Another term commonly used for canola-grade rapeseed is “double low.” The term LEAR refers to varieties low in erucic acid, while HEAR designates cultivars high in erucic acid, often up to 50 percent. There is still a demand for HEAR varieties, as erucic acid is widely used in a number of industrial applications. Canola and HEAR varieties may not be planted adjacent to each other, as cross pollination can produce oil qualities which are unacceptable for either use.

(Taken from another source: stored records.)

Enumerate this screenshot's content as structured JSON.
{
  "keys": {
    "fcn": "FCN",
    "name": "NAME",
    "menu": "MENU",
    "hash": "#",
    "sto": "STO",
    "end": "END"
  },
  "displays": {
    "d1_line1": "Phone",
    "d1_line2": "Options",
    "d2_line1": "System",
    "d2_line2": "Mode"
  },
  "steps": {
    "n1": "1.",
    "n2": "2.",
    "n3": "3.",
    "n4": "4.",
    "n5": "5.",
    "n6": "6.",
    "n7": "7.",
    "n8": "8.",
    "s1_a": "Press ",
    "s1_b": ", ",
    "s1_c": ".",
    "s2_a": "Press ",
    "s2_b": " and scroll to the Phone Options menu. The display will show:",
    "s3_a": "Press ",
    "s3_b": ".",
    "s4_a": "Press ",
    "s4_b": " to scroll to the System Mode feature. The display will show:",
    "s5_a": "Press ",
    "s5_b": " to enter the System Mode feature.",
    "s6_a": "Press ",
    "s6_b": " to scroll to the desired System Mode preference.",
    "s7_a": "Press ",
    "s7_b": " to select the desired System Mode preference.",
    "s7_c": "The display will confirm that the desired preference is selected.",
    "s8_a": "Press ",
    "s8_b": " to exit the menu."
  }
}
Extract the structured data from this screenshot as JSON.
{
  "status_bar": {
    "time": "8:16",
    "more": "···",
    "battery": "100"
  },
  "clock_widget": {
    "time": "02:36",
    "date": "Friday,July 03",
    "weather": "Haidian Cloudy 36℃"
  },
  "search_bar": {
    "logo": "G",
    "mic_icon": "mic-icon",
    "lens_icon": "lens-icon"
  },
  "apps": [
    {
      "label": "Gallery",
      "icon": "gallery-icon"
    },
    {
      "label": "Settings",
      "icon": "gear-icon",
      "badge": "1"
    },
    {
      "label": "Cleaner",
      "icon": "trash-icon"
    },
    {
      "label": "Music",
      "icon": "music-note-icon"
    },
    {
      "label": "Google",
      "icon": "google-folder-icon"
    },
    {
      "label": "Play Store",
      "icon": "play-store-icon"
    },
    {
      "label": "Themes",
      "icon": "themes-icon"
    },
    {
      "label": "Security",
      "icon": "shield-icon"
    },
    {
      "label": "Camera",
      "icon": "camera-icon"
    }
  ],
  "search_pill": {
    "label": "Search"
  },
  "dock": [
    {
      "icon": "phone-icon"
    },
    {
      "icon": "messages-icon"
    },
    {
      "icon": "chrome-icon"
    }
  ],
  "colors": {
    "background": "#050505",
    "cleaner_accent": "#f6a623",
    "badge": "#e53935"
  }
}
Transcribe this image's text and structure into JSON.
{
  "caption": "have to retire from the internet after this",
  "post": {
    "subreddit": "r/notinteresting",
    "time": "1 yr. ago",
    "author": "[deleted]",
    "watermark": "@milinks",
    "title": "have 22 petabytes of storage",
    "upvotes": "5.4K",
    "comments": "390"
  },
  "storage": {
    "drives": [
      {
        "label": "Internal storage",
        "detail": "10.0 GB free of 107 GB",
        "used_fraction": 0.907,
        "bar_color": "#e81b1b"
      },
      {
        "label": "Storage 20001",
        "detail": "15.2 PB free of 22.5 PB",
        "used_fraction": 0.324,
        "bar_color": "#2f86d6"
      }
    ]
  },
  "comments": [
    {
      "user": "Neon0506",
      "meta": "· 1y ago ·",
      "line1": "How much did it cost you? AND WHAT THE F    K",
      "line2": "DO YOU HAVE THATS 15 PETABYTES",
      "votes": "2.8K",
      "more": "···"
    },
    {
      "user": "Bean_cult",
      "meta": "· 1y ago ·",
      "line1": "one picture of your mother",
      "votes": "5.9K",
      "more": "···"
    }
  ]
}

Rapeseed contains about 40 percent oil, as compared to the 20 percent commonly found in soybeans and cottonseed. The oil contains a very long carbon chain (22), which gives it excellent stability under heat. It is low in saturated fats (about 7%) and compares very favorably to sunflower and soybean oil (11 and 15%, respectively). Neither rapeseed nor canola has local Texas markets. Canola has been planted in Texas in recent years because it is easier to market.
Canola (rapeseed) is a member of the mustard family (Brassica). It resembles cabbage when small, but upon reaching its full height (3 to 6 feet), bright yellow flowers will have progressed to long, slender pods containing shot-size seed. Upon reaching full size, pod clusters will dry to a light brown and will be ready for harvest in 3 to 4 weeks.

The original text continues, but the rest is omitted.